Don’t look back

Berjis Desai

Superstition is nature’s way of preparing one for bad news. A curse is merely a public declaration of a preordained coming mishap which nevertheless makes the inflictor of the curse feel avenged that justice has been done. The residents of Navsari had great faith in both superstition and curses.
Woe betide the child who was born during a lunar eclipse! Hadn’t they all seen Dina whose face resembled an owl, a result of her mother, when urged by the midwife to push harder on the night of a lunar eclipse, spotting an owl perched on the window sill? And then there was this slightly shrewish lady who cheated a widowed fisherwoman of a few boi (mullet). The latter cursed her: "Cheating a widow, eh? Soon your daughter will be one.” And within a fortnight the woman’s 25-year-old son-in-law, a fully ordained and much loved priest, succumbed to typhoid.
Of course, not all curses succeeded so spectacularly. Pestonji bore concerted animus against Rustomji and announced to a stunned moholla that he would not touch meat until he first ate his bête noir’s chaarum nu botoo (for the uninitiated, the practice of eating meat on the fourth day after death, following three days of suffocating abstinence). Pestonji died a reluctant vegetarian. And mothers who placed a ball of rock salt and jaggery on the tongues of their duffer children entering an exam hall, as an auspicious rite, were nevertheless disappointed when Soli remained in the sixth standard for six years and Pervin matriculated after her ninth attempt.
 
 
 
  Illustration by Farzana Cooper
 
 
 

Children were warned never to step on the remnants of broken eggs which had been circled around someone’s head lest the misfortunes of that blessed head entered the hapless stepper through his foot.
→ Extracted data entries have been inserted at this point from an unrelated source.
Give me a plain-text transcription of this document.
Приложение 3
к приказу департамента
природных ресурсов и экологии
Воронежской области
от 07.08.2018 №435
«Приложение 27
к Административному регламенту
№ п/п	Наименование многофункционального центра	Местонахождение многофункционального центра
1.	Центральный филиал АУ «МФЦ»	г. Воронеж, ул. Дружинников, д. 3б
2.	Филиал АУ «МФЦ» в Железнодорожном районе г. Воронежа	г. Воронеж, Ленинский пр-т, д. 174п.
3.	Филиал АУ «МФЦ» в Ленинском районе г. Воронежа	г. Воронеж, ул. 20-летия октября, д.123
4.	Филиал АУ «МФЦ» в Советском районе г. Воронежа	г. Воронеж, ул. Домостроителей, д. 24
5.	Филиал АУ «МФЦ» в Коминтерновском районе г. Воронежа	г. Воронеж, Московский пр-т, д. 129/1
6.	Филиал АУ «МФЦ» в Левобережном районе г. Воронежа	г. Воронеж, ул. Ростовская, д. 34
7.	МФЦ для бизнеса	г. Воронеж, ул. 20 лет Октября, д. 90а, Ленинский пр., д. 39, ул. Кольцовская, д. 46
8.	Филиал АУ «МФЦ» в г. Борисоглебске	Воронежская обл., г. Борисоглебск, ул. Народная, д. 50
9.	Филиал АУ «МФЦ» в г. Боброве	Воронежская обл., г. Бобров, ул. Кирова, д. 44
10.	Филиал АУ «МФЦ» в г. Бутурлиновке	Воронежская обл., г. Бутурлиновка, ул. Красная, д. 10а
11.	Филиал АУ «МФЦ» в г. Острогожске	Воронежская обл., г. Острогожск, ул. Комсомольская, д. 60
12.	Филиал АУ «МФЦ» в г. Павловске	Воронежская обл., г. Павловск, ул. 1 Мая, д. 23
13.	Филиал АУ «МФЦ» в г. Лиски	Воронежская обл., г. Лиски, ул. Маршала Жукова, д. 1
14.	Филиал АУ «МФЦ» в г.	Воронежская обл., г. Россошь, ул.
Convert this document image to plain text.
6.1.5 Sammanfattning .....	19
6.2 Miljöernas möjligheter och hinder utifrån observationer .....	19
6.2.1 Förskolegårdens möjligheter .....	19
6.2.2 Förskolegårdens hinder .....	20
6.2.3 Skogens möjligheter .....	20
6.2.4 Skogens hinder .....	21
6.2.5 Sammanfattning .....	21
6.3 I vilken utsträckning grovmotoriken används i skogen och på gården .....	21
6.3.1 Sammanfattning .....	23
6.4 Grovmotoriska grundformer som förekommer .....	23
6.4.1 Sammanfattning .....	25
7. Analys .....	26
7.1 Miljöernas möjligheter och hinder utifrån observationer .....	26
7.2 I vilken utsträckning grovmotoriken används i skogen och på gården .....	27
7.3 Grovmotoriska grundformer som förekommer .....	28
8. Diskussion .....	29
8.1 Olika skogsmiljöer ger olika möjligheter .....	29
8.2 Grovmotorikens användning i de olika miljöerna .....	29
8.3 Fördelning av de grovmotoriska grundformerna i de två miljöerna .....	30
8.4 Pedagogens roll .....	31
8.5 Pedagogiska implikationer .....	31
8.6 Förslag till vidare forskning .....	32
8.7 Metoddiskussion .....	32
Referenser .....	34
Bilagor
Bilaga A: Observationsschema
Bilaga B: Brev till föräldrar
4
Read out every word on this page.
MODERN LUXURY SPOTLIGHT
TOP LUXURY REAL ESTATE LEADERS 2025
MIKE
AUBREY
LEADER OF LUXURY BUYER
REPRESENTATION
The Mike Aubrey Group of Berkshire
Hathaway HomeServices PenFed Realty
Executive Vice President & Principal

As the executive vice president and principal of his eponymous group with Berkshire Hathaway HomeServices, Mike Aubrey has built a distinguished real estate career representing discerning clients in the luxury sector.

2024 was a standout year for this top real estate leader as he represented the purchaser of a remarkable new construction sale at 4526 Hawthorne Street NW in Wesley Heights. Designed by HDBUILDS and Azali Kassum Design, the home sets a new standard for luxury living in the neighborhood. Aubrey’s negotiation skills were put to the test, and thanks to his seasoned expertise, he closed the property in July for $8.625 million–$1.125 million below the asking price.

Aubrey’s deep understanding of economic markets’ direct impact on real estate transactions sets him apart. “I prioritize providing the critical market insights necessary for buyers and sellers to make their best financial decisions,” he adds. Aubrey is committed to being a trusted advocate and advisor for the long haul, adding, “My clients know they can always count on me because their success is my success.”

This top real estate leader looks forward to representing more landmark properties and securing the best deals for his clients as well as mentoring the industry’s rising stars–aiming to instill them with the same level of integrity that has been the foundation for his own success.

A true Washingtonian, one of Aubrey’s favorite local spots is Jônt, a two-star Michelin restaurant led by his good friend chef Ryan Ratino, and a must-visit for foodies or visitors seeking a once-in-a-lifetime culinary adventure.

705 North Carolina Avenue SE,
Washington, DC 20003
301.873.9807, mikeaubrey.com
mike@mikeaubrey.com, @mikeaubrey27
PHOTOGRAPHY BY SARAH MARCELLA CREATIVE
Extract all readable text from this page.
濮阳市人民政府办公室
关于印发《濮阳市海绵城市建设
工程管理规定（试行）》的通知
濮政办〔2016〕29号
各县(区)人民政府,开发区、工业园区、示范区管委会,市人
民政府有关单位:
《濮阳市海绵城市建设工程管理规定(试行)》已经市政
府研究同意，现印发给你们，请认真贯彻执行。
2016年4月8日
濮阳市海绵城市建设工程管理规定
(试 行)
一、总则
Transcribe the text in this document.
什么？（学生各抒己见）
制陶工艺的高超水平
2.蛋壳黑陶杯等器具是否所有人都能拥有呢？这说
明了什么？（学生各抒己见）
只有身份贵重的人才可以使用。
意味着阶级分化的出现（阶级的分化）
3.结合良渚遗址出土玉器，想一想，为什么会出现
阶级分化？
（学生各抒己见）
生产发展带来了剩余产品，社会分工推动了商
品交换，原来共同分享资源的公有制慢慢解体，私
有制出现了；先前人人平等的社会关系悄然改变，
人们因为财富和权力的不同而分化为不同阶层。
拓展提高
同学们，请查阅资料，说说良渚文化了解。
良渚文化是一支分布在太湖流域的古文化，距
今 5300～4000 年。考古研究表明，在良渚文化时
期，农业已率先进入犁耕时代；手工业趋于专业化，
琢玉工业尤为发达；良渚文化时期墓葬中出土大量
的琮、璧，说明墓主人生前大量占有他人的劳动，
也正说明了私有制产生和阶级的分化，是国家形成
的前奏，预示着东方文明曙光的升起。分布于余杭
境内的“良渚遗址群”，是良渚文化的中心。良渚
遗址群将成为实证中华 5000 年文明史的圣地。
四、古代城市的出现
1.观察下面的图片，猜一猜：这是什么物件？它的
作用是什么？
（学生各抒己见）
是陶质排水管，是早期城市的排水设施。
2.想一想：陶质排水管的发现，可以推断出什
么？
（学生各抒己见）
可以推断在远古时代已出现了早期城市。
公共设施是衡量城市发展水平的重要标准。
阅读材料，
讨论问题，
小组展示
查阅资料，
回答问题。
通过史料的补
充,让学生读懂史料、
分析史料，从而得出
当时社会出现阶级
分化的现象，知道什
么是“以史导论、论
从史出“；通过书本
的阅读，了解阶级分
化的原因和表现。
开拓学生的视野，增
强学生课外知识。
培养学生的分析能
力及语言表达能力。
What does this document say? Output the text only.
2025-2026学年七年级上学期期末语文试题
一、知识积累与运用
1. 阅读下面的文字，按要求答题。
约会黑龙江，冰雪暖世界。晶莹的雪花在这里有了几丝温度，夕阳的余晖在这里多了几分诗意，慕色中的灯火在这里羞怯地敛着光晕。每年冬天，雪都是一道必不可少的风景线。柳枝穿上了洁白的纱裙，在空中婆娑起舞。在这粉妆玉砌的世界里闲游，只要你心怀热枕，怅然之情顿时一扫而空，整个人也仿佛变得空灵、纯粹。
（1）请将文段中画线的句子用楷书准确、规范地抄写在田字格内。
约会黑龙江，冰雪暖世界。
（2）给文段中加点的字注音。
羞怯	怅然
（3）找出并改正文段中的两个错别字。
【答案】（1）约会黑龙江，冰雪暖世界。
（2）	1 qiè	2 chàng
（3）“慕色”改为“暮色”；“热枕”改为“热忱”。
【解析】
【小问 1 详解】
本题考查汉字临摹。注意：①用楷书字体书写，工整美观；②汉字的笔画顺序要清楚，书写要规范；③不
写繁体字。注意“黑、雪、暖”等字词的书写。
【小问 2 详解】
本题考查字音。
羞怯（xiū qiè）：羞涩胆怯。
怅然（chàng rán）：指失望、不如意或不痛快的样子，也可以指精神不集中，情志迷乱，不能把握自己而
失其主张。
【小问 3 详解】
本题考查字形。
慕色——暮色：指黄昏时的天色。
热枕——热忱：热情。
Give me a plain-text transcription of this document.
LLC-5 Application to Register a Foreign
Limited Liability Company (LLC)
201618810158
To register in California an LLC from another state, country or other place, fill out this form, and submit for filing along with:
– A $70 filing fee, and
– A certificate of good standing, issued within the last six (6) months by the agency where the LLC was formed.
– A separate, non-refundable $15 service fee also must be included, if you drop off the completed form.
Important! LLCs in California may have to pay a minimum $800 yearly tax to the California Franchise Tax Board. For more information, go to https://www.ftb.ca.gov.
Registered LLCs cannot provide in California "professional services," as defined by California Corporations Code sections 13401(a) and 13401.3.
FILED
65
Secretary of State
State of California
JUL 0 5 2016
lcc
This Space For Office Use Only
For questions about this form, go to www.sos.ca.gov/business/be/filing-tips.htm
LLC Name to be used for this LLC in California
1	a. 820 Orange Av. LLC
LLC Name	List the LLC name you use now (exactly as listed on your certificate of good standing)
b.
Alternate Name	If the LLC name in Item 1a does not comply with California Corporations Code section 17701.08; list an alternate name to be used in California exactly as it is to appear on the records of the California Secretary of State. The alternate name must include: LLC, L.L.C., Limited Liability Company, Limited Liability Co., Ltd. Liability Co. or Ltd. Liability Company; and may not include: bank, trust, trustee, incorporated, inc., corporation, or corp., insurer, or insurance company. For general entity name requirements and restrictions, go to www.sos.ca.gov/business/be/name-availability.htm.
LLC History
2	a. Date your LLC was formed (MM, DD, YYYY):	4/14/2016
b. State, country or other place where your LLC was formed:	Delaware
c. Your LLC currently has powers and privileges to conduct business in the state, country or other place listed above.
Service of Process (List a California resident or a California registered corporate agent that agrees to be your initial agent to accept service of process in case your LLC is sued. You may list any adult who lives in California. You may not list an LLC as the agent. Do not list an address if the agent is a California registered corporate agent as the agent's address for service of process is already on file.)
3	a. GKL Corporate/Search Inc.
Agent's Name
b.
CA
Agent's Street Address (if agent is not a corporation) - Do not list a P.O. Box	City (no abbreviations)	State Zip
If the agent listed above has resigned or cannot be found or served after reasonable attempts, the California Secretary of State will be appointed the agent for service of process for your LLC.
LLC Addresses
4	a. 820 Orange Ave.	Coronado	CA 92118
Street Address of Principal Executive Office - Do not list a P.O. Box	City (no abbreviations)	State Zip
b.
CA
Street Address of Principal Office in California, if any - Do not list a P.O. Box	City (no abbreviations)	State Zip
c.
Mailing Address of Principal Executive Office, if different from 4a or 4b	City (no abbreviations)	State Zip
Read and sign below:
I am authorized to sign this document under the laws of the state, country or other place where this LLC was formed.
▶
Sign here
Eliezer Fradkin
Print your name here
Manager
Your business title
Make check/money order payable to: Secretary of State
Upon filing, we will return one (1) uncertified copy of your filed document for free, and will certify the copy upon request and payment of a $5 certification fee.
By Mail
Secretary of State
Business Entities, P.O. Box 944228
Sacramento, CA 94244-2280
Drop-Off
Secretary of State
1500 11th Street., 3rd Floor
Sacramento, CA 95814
Dosu was always bloody serious about avoiding such eggshells at a wedding after the aachhoo michhoo; and while he usually avoided the shells deftly, he once slipped on the white of the egg as he was about to present his pehraamni nu parikoo (cash gift) to the bridegroom. His head touched the bridegroom’s polished new shoes, and in the resultant embarrassment and confusion, he ended up giving his white handkerchief to the puzzled newlywed instead of the envelope.
Navsari Parsis were in great awe of the ubiquitous well in their paachloon baar (backyard). Never draw water after sunset unless to bathe a corpse and do sachkar (post death ritual ablution). Always have a large turtle floating in the well. Place a tiny lit ghee lamp in the niche of the well. Be alert if you see heaps of ashes around the well when you wake up in the morning — a sign of black magic being practiced. Never harm a snake or a cobra. Many shared the well with their immediate neighbors who drew water through an aperture in the wall.
Jaundice was cured by intoning Avestan mantras while gently running a needle on the hand of the afflicted, dipped in water that would soon turn yellow. A german silver thali containing seven pebbles, water, flowers and rice was passed over the body of a sunstroke victim who recovered almost instantaneously. Pious priests cured the very ill by clutching the right thumb and intoning the potent nirang or capsule prayer of the great Healer-Emperor Shah Faridoon; and by reciting the Ardibehest Yasht.
Girls were forbidden to step out on the night of Kali Chaudas before Diwali, as Navsari apprehended a climax in the activities of the practitioners of the sinister arts. Lal Vaid, the red costumed Ayurvedic doctor, prayed on that night at the Hindu burning pyres, to propitiate cure bestowing entities from the netherworlds. There were Parsis who gratuitously cured scorpion bite, and those who were amateur exorcists using the golden liquid (urine from bulls and cows did not putrefy for 72 hours; becoming potent when consecrated through the nirangdin ceremony lasting 18 days) to drive out poltergeist. Folklore had it that djinns were very tall and had multicolored eyes; bhoots were rather compact and broke things; daakans carried coal fired stoves or sagris on their heads. Of course, they were all unfortunate juddins (though Bhoot was Parsi surname — Kaikhushru Bhoot being a famed Parsi caterer of the ’60s).
It paid to be hospitable to visiting sadhus. Navsari knew of a lady whose knuckles swelled and began to emit dozens of needles from the fingers because she had refused to give water to a thirsty sadhu as she was absorbed in stitching with a needle. And eye contact was to be avoided with a certain beggar lady who arrived on Mondays at dusk when the dim lights lengthened the shadows and she gave out a yelping cry. A solitary vulture perched on the tiled roof of a house meant it was time to contact the life insurance agent ["Muncherjee na ghér pur geedh ék kalak thi bèthooch (For the past one hour a vulture has been sitting on Muncherjee’s house)”].
And there were many legends around the Towers of Silence. Once the geh sarna was performed, there was no going back, quite literally. About 90 years ago, an old lady revived miraculously after being placed in the dakhma. The startled nassesalars hit her on the head with the handle of the bier. Once memory had been wiped out by the prayers, perhaps the hard disk had to be destroyed.
Lastly, when this columnist was a boy of 10, he asked his aunts who the old man smiling at him from the second floor window of the house across the moholla was. The startled adults looked at each other and told him not to imagine things. The gentleman had apparently lost his wife and two young children in the Quetta earthquake in 1935 and had committed suicide a year later, jumping from the same window from which he had smiled at us.

Berjis Desai, author of Oh! Those Parsis and The Bawaji, occasionally practices law.